Flaws of the money system
Freiwirtschaft claims that current monetary systems are flawed. According to Adam Smith, prices convey information. For example, dropping prices mean that there is less demand or more offer. This leads to a buyer buying more, or a seller starting to produce something else. As a reaction, the price rises again. So, the price, together with the market participants, builds up a feedback loop around a stable, "ideal" price. At this stable price, the market is ideal, no one pays too much or earns too little, and there are no tendencies from either party to change that price. The "wobbling" around that ideal price is called self-stablizing.
This is not the case on the finance market. Without the continuous increase of the amount of money in circulation by the central bank, the demand would continuously drop, since the circulation speed decreases. Dropping demand forces companies to lower their prices to make some money at all. When prices start dropping, potential customers wait with their buy as long as possible to get the lowest price, resulting in the demand decreasing even more. The feedback loop spirals down to a point where the company does not make any money at all. That, eventually, results in layoffs and even the bankruptcy of the company. Workers in other companies tend to be even more cautious in spending money, ultimately resulting in the breakdown of the economy.

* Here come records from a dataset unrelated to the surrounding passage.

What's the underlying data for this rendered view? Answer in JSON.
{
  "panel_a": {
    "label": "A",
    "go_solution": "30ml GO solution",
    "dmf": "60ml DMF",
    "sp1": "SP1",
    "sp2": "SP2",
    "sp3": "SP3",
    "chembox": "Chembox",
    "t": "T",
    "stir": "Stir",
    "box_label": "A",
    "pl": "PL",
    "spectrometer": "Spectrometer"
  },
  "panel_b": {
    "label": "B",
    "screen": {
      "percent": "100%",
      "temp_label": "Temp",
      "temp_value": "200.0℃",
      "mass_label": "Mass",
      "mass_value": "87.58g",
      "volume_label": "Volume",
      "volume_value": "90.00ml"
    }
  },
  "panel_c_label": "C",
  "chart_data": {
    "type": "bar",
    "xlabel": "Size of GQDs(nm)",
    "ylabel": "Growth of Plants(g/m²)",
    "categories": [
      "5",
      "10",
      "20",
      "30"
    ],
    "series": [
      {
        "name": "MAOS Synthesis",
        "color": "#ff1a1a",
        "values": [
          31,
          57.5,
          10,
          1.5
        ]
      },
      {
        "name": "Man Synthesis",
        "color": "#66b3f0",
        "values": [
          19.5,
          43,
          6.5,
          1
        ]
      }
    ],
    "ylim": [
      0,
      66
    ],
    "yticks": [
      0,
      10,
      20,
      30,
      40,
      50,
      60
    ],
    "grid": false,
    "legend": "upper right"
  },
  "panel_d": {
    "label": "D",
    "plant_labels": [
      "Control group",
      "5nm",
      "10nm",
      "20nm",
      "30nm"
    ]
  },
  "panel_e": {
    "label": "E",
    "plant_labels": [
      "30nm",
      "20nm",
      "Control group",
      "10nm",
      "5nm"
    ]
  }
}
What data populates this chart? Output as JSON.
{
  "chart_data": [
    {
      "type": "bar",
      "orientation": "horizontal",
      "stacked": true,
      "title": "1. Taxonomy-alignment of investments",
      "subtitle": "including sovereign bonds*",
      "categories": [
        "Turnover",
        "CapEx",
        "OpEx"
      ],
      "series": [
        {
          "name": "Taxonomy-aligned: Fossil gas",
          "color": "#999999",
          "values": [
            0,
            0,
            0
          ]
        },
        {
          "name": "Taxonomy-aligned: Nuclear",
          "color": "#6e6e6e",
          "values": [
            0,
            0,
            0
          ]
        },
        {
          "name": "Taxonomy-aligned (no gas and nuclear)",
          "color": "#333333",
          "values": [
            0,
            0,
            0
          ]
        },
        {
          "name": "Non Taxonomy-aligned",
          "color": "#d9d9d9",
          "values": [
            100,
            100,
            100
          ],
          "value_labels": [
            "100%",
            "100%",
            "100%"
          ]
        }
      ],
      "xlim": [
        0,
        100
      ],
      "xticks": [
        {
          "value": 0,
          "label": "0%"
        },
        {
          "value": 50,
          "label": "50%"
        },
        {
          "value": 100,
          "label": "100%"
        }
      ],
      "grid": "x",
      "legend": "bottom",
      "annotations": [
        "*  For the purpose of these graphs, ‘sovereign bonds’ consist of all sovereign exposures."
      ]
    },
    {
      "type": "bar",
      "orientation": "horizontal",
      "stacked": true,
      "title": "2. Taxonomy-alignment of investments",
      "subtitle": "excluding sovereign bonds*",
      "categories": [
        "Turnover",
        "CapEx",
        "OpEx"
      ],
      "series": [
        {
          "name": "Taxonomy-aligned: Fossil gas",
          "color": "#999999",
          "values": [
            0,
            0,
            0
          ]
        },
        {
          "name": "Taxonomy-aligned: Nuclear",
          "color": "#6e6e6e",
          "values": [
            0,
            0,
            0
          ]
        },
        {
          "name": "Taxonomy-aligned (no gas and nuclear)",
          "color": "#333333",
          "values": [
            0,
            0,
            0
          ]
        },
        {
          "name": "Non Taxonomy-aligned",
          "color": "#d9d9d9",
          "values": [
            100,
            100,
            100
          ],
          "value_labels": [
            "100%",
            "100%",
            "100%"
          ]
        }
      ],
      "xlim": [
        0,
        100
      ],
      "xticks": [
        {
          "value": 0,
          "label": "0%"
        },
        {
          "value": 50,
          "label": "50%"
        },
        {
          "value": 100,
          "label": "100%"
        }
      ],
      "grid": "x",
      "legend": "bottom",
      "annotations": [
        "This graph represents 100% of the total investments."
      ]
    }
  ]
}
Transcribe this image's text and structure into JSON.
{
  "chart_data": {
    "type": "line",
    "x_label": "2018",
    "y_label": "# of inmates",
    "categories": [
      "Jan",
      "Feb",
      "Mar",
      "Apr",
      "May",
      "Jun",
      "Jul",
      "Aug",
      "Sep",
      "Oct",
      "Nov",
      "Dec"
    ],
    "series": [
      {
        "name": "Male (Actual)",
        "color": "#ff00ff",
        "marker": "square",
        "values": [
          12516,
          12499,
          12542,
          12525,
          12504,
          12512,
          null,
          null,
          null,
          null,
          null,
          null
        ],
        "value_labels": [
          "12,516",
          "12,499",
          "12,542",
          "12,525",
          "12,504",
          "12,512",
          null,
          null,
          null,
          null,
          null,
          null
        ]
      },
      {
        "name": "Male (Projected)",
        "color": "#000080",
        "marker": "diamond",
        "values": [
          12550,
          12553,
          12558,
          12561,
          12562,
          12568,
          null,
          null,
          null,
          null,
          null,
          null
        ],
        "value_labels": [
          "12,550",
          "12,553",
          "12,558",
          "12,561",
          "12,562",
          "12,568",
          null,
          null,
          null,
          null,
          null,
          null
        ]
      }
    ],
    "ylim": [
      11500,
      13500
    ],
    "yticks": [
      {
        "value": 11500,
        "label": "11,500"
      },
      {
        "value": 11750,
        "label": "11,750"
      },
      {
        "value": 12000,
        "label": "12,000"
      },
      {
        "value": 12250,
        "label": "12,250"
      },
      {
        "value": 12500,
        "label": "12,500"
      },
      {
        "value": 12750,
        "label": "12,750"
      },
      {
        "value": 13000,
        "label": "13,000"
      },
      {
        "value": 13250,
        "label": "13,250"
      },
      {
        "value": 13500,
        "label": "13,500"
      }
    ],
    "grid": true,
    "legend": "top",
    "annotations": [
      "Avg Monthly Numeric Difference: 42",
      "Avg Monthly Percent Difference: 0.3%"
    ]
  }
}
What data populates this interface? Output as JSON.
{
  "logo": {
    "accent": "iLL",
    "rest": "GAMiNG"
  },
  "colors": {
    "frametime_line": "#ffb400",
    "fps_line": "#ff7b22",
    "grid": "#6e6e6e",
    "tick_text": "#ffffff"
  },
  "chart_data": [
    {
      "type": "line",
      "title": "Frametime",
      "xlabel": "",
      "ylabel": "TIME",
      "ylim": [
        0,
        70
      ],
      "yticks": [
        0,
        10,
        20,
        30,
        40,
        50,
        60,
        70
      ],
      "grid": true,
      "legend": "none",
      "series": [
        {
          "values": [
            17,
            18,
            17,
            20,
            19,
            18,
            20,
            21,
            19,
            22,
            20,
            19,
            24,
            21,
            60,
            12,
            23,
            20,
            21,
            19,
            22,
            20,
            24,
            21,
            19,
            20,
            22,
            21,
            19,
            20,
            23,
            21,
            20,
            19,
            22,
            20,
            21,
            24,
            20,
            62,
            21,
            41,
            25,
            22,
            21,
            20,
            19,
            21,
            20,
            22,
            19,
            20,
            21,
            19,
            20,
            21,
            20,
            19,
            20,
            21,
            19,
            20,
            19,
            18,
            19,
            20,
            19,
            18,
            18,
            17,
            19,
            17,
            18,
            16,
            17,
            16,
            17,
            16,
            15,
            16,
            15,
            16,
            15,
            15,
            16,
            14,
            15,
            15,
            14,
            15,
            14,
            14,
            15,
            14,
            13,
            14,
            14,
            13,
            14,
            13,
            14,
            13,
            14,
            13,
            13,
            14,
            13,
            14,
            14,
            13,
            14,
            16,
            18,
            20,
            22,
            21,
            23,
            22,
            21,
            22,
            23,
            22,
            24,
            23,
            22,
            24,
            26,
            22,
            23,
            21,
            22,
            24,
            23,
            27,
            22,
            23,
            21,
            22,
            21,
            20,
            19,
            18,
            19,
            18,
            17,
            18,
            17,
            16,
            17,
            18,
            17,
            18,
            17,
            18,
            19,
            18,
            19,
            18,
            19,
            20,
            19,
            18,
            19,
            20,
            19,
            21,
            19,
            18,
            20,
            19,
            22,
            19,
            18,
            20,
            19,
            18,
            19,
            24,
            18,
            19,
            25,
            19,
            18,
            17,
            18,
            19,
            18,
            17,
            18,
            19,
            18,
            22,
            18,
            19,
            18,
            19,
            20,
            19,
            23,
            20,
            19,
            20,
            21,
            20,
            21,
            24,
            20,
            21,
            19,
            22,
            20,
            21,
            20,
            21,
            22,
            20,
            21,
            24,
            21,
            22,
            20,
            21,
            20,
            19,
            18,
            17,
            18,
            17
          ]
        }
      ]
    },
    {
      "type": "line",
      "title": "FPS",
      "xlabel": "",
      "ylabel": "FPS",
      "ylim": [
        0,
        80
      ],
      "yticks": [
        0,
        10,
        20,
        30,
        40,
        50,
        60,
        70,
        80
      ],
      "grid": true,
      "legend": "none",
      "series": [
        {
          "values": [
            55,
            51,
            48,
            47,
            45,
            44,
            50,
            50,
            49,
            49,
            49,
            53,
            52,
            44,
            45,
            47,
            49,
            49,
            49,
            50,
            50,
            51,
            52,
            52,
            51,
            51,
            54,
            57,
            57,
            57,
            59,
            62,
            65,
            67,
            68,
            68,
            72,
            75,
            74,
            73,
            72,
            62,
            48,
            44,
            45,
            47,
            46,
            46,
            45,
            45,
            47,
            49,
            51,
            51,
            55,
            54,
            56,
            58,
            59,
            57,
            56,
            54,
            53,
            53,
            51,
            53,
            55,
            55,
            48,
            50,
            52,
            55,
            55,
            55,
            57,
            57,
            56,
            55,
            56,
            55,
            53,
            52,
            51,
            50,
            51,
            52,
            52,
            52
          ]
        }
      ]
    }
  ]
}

The key error of the system is the ill-transported information in the price. Money is nothing but claim for goods and services from the economy that accepts the money. In a weak economy, money is worth less in goods. But instead of an inflation, the result is a deflation as described above, and less money can now buy the same goods. The market players do not realize that they are destroying the very economy that should ensure the value of the money. This feedback loop is self-destabilizing. According to Freiwirtschaft theory, this is the reason for the cycle of crisis in world economy.
As the whole doctrine is based on Irving Fisher's quantity equation, theoretical discussion is linked with macroeconomic theory. Critics state that circulation speed does not decrease but remains stable. However, numbers show a decreasing circulation speed for the USA and Japan after 2001.
Critics following Karl Marx argue that measures of Freiwirtschaft just hit capitalist financial companies whereas capitalist manufacturing companies benefit from cheap credits and increase their profit. This bias is intended.
The most common arguments against Freiwirtschaft are:
- the periodical exchange of money causes administration costs
- Central bank must set the optimal money exchange charge which is as difficult to find as the optimal interest rate
- can only boost economic growth, but cannot resolve tradeoff between economic growth and inflation
- The system appears to require a sudden extreme change to completely implement, since bad money drives out good, and thus any transitional system operating two forms of currency would be unstable since one form would inevitably be preferred to the other.